Shape has one author. Meaning has many.

Rusl is the context layer for your schemas: a collaborative schema registry, plus a place to store typed, validated annotations — meaning — on top of schema shapes.

That's the separation I'd never made cleanly before. A schema's structure is owned and versioned like code. The understanding around it — what fields mean, how they're used, what's endorsed — is contributed, reviewed, and versioned by everyone who works with it. What GitHub is to code, Rusl is to data.

We built a comprehensive CLI to author schemas, bundles, annotation types, and annotations; to give feedback on and endorse them; and to search and discover what already exists.
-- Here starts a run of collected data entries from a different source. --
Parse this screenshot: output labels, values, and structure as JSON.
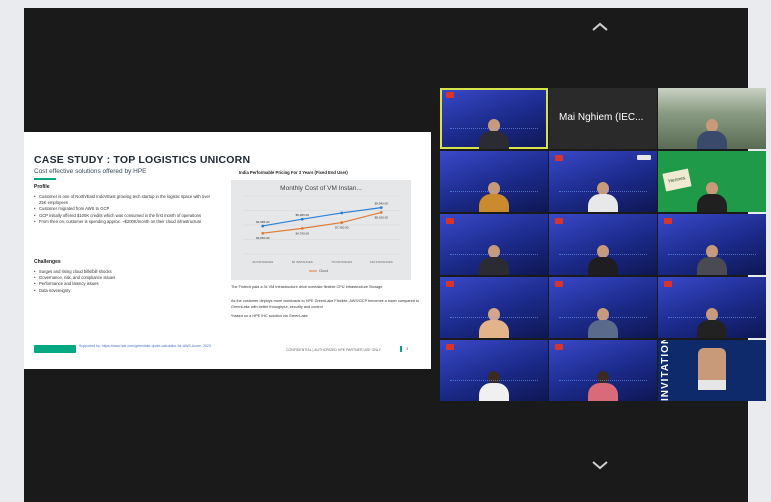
{
  "colors": {
    "page_bg": "#e9ebee",
    "meeting_bg": "#1a1a1a",
    "active_speaker_border": "#d6e34a",
    "hpe_green": "#01a982",
    "chart_line_blue": "#2b7fd6",
    "chart_line_orange": "#e07b35"
  },
  "shared_screen": {
    "title": "CASE STUDY : TOP LOGISTICS UNICORN",
    "subtitle": "Cost effective solutions offered by HPE",
    "profile": {
      "label": "Profile",
      "bullets": [
        "Customer is one of North/East IndoVEast growing tech startup in the logistic space with over 25K employees",
        "Customer migrated from AWS to GCP",
        "GCP initially offered $100K credits which was consumed in the first month of operations",
        "From then on, customer is spending approx. ~$200K/month on their cloud infrastructure"
      ]
    },
    "challenges": {
      "label": "Challenges",
      "bullets": [
        "Surges and rising cloud bills/bill shocks",
        "Governance, risk, and compliance issues",
        "Performance and latency issues",
        "Data sovereignty"
      ]
    },
    "chart_heading": "India Performable Pricing For 3 Years (Fixed End User)",
    "chart_note_1": "The Fintech paid a 3x VM Infrastructure drive overtake flexible CPU Infrastructure Storage",
    "chart_note_2": "As the customer deploys more workloads to HPE GreenLake Flexible, AWS/GCP becomes a lower compared to GreenLake with better throughput, security and control",
    "chart_note_3": "*based on a HPE IHC solution via GreenLake",
    "footer_text": "Supported by: https://www.hpe.com/greenlake-quote-calculator-for-AWS-Azure, 2023",
    "footer_right": "CONFIDENTIAL | AUTHORIZED HPE PARTNER USE ONLY",
    "page_number": "3"
  },
  "chart_data": {
    "type": "line",
    "title": "Monthly Cost of VM Instan...",
    "categories": [
      "25 INSTANCES",
      "50 INSTANCES",
      "75 INSTANCES",
      "100 INSTANCES"
    ],
    "series": [
      {
        "name": "Cloud",
        "values": [
          5800,
          7200,
          8500,
          9600
        ]
      },
      {
        "name": "",
        "values": [
          4300,
          5300,
          6500,
          8600
        ]
      }
    ],
    "data_labels": [
      {
        "series": 0,
        "index": 0,
        "text": "$4,985.00"
      },
      {
        "series": 0,
        "index": 1,
        "text": "$5,480.00"
      },
      {
        "series": 0,
        "index": 3,
        "text": "$9,940.00"
      },
      {
        "series": 1,
        "index": 0,
        "text": "$4,860.00"
      },
      {
        "series": 1,
        "index": 1,
        "text": "$4,790.00"
      },
      {
        "series": 1,
        "index": 2,
        "text": "$7,350.00"
      },
      {
        "series": 1,
        "index": 3,
        "text": "$8,190.00"
      }
    ],
    "legend": "Cloud",
    "ylim": [
      0,
      12000
    ],
    "grid": true,
    "legend_placement": "bottom"
  },
  "participants": [
    {
      "id": "p1",
      "name": "",
      "kind": "speaker",
      "active": true
    },
    {
      "id": "p2",
      "name": "Mai Nghiem (IEC...",
      "kind": "name-only"
    },
    {
      "id": "p3",
      "name": "",
      "kind": "room"
    },
    {
      "id": "p4",
      "name": "",
      "kind": "blue"
    },
    {
      "id": "p5",
      "name": "",
      "kind": "blue"
    },
    {
      "id": "p6",
      "name": "",
      "kind": "green"
    },
    {
      "id": "p7",
      "name": "",
      "kind": "blue"
    },
    {
      "id": "p8",
      "name": "",
      "kind": "blue"
    },
    {
      "id": "p9",
      "name": "",
      "kind": "blue"
    },
    {
      "id": "p10",
      "name": "",
      "kind": "blue"
    },
    {
      "id": "p11",
      "name": "",
      "kind": "blue"
    },
    {
      "id": "p12",
      "name": "",
      "kind": "blue"
    },
    {
      "id": "p13",
      "name": "",
      "kind": "blue"
    },
    {
      "id": "p14",
      "name": "",
      "kind": "blue"
    },
    {
      "id": "p15",
      "name": "",
      "kind": "invite"
    }
  ],
  "invite_tile_text": "INVITATION",
  "green_tile_sign": "Hennes"
}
That CLI is also an MCP server, so your agent is a first-class participant: it searches and pulls canonical, annotated schemas instead of inventing new ones, while you keep control through the UI and the CLI. And it's also a schema package manager — think npm or cargo. It resolves your schemas and bundles to pinned versions, writes a lockfile, and downloads them into your app, so you get a fixed set — and so does every other app on the same bundle.

For real teams, not just open source

Most teams can't make everything public, and shouldn't have to. That's why Rusl has personal, community, and business accounts. With a business account you declare private schemas, bundles, annotation types, and annotations — shared only with people inside your company. The CLI handles public and private transparently, using your own credentials. You decide what's shared and what stays in-house.

Rusl is built on a simple conviction, the same one behind the schema-driven manifesto: the contract comes first, and everything else follows from it.

Decide what things are. Generate the rest.